INKAM, MAKASSAR – Perayaan Idulfitri telah berlalu, tetapi bagi masyarakat Bugis Makassar, tradisi silaturahmi tetap berlanjut dengan penuh makna.
Salah satu tradisi yang masih kental dilakukan pasca-Lebaran adalah Massiara, yaitu saling mengunjungi sanak saudara, tetangga, dan sahabat untuk bermaaf-maafan.
Massiara bukan sekadar tradisi sosial, tetapi juga memiliki nilai spiritual yang mendalam.
Masyarakat Bugis Makassar meyakini bahwa dengan saling memaafkan, dosa-dosa selama setahun terakhir dapat dihapuskan.
Lebaran menjadi momentum penting untuk memperkuat tali persaudaraan, dan membangun kembali hubungan yang mungkin sempat renggang.
Selain Massiara, terdapat pula tradisi Massiara Kuburu, yaitu mengunjungi makam leluhur untuk mendoakan mereka.
Keluarga besar biasanya berkumpul di pemakaman, membawa air untuk menyiram batu nisan, serta melantunkan doa bersama.
Tradisi ini mencerminkan penghormatan kepada leluhur, sekaligus memperkuat rasa kebersamaan dalam keluarga.
Tidak hanya dalam bentuk kunjungan, tradisi pasca-Lebaran juga tercermin dalam sajian kuliner khas Bugis Makassar.

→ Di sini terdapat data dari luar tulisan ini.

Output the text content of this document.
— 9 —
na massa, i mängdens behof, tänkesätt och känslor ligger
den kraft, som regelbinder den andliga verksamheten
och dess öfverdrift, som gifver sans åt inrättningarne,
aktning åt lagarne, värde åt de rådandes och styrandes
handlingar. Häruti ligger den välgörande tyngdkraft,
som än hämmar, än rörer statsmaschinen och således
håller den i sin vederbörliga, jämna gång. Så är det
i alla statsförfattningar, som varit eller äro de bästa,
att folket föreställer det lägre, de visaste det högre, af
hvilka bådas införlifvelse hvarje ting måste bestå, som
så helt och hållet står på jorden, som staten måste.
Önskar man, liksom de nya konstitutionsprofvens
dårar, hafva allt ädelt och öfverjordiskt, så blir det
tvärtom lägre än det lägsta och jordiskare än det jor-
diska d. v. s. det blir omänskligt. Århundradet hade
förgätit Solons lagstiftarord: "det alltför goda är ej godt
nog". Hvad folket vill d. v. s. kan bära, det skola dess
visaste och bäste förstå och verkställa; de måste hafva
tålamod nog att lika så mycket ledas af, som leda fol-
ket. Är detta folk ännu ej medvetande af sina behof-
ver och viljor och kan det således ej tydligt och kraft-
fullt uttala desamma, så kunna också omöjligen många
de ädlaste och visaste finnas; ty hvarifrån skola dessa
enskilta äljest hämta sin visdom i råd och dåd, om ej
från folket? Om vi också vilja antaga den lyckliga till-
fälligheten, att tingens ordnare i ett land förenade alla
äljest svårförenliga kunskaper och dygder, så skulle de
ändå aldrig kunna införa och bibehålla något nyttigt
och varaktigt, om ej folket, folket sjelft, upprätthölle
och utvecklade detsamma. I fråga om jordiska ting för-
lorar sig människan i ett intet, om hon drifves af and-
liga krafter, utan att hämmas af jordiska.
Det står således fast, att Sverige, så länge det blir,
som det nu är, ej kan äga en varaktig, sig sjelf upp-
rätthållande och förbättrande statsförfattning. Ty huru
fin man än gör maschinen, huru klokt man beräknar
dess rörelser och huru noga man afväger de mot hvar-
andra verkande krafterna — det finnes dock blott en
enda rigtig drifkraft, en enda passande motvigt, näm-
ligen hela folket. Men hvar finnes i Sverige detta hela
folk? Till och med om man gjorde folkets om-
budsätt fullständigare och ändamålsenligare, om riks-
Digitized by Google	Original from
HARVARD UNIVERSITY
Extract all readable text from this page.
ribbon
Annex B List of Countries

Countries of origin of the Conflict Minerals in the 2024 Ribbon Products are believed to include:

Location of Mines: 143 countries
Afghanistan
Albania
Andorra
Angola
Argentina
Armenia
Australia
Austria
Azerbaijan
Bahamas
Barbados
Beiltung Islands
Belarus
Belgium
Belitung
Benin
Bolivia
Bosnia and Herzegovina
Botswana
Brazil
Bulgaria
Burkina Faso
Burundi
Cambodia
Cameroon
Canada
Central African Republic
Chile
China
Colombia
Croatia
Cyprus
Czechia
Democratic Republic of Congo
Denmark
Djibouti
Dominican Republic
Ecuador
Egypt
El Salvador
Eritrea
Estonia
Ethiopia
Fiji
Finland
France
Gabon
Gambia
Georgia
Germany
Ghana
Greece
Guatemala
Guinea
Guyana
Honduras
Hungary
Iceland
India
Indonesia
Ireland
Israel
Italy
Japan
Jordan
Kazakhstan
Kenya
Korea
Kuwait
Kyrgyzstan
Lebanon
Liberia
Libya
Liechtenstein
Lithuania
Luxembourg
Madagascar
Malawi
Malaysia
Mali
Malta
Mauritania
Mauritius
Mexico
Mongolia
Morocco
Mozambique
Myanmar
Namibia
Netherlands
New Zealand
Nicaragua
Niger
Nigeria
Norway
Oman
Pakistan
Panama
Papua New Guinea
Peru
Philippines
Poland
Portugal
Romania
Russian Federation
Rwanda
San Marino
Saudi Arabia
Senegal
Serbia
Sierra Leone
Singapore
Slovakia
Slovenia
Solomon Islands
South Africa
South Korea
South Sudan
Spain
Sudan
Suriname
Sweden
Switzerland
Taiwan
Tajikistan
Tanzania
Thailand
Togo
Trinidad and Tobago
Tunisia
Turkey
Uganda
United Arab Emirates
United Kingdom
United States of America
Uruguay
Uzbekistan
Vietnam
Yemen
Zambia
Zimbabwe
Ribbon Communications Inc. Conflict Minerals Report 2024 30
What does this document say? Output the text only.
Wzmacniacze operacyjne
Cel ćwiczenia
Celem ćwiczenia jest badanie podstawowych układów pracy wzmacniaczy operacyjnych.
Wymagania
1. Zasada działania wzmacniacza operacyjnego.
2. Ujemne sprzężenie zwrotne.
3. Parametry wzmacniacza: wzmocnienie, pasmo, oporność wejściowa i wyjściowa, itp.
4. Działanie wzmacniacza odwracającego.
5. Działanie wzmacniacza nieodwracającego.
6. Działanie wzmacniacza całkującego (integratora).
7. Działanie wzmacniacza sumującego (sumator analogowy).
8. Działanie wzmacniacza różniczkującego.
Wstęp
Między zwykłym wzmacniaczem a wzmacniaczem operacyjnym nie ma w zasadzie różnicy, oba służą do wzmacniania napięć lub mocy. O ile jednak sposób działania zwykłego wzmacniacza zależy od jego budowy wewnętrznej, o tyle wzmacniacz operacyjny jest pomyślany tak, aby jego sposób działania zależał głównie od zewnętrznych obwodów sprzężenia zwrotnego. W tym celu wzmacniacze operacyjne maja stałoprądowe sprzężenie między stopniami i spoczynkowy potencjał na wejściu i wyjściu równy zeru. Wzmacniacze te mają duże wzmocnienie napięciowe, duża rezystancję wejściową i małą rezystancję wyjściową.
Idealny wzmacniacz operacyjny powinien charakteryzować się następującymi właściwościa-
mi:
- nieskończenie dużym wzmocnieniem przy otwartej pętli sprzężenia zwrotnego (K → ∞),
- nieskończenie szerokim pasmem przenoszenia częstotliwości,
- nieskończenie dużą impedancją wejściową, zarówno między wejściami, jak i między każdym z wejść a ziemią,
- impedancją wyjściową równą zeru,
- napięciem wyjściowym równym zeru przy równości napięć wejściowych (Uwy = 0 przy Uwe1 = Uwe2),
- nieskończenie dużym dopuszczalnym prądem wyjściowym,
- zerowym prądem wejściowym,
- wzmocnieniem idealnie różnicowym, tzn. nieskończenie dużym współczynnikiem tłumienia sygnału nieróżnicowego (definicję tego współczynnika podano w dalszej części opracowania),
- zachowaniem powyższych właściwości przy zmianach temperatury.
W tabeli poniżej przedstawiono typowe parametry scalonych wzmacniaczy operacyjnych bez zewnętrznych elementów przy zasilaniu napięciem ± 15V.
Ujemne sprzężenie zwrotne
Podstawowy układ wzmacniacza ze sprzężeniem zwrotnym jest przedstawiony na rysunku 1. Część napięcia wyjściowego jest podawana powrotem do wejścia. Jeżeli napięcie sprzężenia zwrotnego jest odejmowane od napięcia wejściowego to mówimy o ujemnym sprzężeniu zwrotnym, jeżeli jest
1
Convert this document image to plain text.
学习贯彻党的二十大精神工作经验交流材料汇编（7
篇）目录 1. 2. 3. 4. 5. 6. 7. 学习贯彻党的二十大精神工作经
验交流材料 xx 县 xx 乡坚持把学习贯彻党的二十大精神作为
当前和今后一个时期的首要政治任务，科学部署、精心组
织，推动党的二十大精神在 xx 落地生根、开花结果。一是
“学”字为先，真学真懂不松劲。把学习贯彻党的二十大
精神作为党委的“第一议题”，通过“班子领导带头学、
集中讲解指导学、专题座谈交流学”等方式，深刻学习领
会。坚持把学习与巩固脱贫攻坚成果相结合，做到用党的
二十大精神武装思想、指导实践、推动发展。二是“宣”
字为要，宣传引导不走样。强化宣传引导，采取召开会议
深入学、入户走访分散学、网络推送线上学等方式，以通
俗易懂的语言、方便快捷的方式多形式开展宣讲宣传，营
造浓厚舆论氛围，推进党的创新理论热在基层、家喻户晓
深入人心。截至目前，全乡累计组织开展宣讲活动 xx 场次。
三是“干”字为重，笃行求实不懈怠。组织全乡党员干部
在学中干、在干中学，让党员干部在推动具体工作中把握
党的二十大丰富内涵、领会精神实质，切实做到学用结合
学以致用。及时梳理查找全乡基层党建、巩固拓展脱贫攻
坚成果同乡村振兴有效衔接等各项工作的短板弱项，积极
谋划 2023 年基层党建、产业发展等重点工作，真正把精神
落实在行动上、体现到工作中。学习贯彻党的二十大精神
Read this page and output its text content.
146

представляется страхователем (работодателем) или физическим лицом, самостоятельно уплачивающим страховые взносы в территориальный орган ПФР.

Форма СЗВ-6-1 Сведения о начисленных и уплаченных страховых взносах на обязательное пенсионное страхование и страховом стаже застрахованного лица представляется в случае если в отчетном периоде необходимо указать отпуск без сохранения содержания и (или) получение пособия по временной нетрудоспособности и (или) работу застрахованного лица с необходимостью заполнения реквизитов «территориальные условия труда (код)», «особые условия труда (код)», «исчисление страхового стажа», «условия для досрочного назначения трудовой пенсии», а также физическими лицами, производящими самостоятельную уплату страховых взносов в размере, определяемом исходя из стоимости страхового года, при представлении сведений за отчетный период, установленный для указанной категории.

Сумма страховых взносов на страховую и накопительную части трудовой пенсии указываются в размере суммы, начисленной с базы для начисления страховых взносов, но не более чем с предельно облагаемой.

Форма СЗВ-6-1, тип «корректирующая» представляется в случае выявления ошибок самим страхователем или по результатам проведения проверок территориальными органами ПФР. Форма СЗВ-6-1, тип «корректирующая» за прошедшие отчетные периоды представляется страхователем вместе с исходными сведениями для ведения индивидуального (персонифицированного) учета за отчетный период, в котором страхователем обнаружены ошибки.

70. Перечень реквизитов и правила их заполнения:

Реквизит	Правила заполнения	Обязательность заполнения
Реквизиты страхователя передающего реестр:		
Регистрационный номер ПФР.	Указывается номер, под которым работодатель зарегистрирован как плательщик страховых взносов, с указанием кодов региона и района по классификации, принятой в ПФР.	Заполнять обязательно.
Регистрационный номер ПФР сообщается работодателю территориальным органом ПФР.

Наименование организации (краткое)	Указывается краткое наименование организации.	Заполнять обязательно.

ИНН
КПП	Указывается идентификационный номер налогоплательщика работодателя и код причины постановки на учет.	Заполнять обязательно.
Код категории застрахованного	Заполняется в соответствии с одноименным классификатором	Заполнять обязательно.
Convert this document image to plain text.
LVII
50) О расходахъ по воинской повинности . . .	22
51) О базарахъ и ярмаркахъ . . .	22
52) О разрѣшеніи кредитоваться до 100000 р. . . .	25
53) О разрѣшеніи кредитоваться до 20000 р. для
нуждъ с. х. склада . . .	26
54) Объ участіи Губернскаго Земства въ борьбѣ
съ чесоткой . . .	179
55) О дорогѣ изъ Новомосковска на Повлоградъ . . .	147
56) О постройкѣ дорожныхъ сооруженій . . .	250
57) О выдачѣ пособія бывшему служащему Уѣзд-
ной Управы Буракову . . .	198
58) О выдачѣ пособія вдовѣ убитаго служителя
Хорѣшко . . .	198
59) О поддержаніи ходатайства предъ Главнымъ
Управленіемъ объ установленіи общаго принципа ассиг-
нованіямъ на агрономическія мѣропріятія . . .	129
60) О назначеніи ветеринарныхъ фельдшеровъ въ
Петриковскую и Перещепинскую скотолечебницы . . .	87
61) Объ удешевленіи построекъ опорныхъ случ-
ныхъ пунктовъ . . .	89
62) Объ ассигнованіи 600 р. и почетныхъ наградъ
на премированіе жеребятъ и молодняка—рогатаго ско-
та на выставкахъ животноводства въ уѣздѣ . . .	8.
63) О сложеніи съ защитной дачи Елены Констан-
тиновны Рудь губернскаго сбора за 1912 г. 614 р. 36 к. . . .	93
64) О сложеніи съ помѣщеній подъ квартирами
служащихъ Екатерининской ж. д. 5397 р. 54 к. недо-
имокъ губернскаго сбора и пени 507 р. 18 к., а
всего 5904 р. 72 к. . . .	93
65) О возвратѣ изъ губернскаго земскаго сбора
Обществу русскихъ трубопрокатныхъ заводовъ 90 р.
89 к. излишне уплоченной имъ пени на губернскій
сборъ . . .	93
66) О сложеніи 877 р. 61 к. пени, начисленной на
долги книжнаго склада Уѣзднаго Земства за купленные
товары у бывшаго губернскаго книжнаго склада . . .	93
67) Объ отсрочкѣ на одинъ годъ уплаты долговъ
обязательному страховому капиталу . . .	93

Hidangan seperti burasa, coto Makassar dan sop konro, menjadi menu utama saat menjamu tamu. Makanan ini bukan sekadar hidangan, tetapi juga bagian dari identitas budaya yang diwariskan turun-temurun.
“Lebaran tanpa burasa dan coto rasanya kurang lengkap. Ini sudah menjadi kebiasaan yang terus kami jaga, agar tradisi tetap hidup di tengah keluarga,” ujar seorang warga Makassar.
Keberadaan makanan khas ini menambah kehangatan dalam setiap pertemuan, dan menjadikan silaturahmi semakin berkesan.
Meski zaman terus berubah, masyarakat Bugis Makassar tetap mempertahankan tradisi Massiara, sebagai bagian dari kehidupan mereka.
Tidak hanya sebagai bentuk penghormatan terhadap budaya, tetapi juga sebagai sarana untuk menjaga hubungan baik dengan sesama.
Lebaran bagi masyarakat Bugis Makassar bukan sekadar perayaan, tetapi juga momentum penting untuk mempererat silaturahmi, baik dengan keluarga yang masih hidup maupun dengan para leluhur yang telah tiada.
Tradisi ini terus hidup dan menjadi warisan budaya yang harus dijaga, agar tetap lestari sepanjang masa.